Zombification Insurance

Excerpt from Chapter 9, by Eleanor Brown and Robert Prag

Insurance rarely appears in tales of the zombie apocalypse. None of those people running screaming through the streets in World War Z are looking for their claims adjusters. The ravaged cities of Return of the Living Dead or Resident Evil 3 do not call for insurance markets; they call for the military, or for Jill Valentine.

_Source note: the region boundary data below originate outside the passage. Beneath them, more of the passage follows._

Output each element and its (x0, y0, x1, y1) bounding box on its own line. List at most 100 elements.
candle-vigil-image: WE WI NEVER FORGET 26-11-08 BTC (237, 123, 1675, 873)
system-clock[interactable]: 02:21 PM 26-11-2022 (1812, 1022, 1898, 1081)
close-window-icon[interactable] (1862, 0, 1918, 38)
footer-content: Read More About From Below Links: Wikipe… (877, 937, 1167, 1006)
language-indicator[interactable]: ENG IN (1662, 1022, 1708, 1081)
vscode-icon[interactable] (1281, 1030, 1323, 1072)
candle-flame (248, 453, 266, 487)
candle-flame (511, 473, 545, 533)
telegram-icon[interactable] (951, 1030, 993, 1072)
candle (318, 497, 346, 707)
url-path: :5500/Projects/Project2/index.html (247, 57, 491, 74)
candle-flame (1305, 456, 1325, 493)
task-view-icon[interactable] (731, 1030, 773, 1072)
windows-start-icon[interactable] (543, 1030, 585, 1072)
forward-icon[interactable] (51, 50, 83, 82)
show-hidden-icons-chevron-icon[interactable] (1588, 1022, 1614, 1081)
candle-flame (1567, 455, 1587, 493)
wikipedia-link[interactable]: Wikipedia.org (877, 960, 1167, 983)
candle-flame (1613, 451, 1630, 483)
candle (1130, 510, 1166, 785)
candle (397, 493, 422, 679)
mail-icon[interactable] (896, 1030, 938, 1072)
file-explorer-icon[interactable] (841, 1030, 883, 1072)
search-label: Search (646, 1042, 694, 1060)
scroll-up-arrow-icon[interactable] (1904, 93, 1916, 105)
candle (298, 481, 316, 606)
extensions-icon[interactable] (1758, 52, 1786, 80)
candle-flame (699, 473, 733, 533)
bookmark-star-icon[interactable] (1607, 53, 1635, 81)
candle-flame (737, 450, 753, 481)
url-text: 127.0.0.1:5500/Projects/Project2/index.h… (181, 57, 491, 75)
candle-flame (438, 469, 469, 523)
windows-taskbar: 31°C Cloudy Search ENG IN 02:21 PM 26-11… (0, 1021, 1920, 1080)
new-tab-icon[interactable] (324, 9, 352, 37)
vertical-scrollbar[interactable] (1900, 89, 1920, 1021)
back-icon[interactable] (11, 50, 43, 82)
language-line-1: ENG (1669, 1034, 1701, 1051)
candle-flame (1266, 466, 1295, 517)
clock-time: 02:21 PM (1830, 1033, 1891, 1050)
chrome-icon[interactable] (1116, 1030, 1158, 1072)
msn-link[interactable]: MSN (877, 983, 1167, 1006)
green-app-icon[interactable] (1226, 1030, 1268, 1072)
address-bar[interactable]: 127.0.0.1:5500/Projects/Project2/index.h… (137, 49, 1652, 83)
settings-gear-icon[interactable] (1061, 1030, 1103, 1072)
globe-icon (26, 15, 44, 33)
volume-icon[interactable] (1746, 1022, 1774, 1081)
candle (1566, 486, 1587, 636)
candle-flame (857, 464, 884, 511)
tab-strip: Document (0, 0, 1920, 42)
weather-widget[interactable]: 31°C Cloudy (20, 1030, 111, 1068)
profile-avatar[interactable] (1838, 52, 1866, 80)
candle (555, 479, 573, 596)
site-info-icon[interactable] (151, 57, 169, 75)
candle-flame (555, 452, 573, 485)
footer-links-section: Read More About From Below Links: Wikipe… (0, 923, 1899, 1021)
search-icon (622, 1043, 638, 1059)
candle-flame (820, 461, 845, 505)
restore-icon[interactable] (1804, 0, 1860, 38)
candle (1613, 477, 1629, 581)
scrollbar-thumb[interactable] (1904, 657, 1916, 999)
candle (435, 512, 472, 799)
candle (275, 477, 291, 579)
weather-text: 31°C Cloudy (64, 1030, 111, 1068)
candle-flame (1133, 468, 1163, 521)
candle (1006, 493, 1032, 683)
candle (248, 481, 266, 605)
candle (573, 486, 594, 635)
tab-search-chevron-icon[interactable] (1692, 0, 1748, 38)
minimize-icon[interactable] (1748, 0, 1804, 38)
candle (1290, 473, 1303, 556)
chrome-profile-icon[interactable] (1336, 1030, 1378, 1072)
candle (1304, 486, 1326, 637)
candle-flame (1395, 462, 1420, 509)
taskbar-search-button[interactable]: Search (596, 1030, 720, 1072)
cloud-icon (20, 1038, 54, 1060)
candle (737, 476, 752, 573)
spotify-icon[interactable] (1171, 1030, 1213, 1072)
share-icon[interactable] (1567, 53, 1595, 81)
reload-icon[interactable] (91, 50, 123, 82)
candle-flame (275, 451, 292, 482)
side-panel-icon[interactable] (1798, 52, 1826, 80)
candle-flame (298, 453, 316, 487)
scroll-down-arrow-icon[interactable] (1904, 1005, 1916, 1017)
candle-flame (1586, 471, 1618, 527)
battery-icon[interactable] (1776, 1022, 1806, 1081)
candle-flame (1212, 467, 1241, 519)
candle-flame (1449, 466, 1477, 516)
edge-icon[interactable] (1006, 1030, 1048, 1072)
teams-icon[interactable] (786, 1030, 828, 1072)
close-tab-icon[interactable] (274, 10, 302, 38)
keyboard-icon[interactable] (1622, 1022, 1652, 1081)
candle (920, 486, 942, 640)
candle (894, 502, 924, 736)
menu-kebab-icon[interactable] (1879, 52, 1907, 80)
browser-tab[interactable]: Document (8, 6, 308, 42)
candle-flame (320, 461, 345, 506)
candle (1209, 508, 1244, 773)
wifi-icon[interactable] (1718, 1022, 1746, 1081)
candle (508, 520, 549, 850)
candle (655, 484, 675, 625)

Insurance is at its most useful in a stable world sprinkled with small chances of isolated calamities that loom large for individuals—an expensive hospital stay or the death of a breadwinner—but not for whole populations. If everybody buys hospital insurance and only a few are hospitalized in any given year, nobody has to pay very much for hospital insurance, and nobody faces the bankrupting prospect of huge hospital bills. People don’t have to worry about how they might pay a big bill; that risk has been transferred to the insurance provider. Insurance companies pool lots of relatively small premiums in order to make a few relatively large payouts. If the insurers can count on the proportion of the population being hospitalized to be pretty stable, or at least predictable, year to year, then they can charge premiums that allow them to pay the claims that arise. This is the genius of insurance: by bringing together lots of people with small chances of isolated calamities, total risk is reduced as some people’s good luck offsets other people’s bad luck.

In a full-blown zombie apocalypse, then, anybody who wants to run screaming through the streets in search of her claims adjuster should be heading for the courthouse where the insurers are filing their bankruptcy papers. Apocalypse is not the stuff of insurance markets, or at least not the simple, risk-pooling kind that depend on a lot of people having good luck while a few others are being eaten. When everyone has bad luck, insurance does not work.

To discuss zombification insurance, then, we must tear ourselves away from our movies and video games and plant ourselves firmly in the real world, in which zombies are unlikely to get out of control. Because of the widespread influence of the media’s overheated imaginings and because scientific progress in understanding the mechanisms of infection and reanimation has been slow, we begin by stating clearly the mundane circumstances in which we expect the market for zombification insurance to develop. As with earlier scourges such as polio and tuberculosis, we imagine a world in which public health is attentive to the rare but serious outbreak; we assume the zombie population to be small, approximately stable, and beyond our powers of eradication.2 We rely on The Zombie Survival Guide’s authoritative depiction of the process of viral infection, human death, and reanimation. In this view, an otherwise healthy but newly infected person has about twenty-one hours before losing a pulse and another three hours or so before reanimation. For persons who have purchased zombification insurance and survived a zombie encounter, this day of decline represents the first opportunity to collect on their insurance coverage.


2. For more on the circumstances in which such a “stalemate” might occur, see Kyle William Bishop, David Tufte, and Mary Jo Tufte’s “What Happens Next? Endgames of a Zombie Apocalypse” in this volume.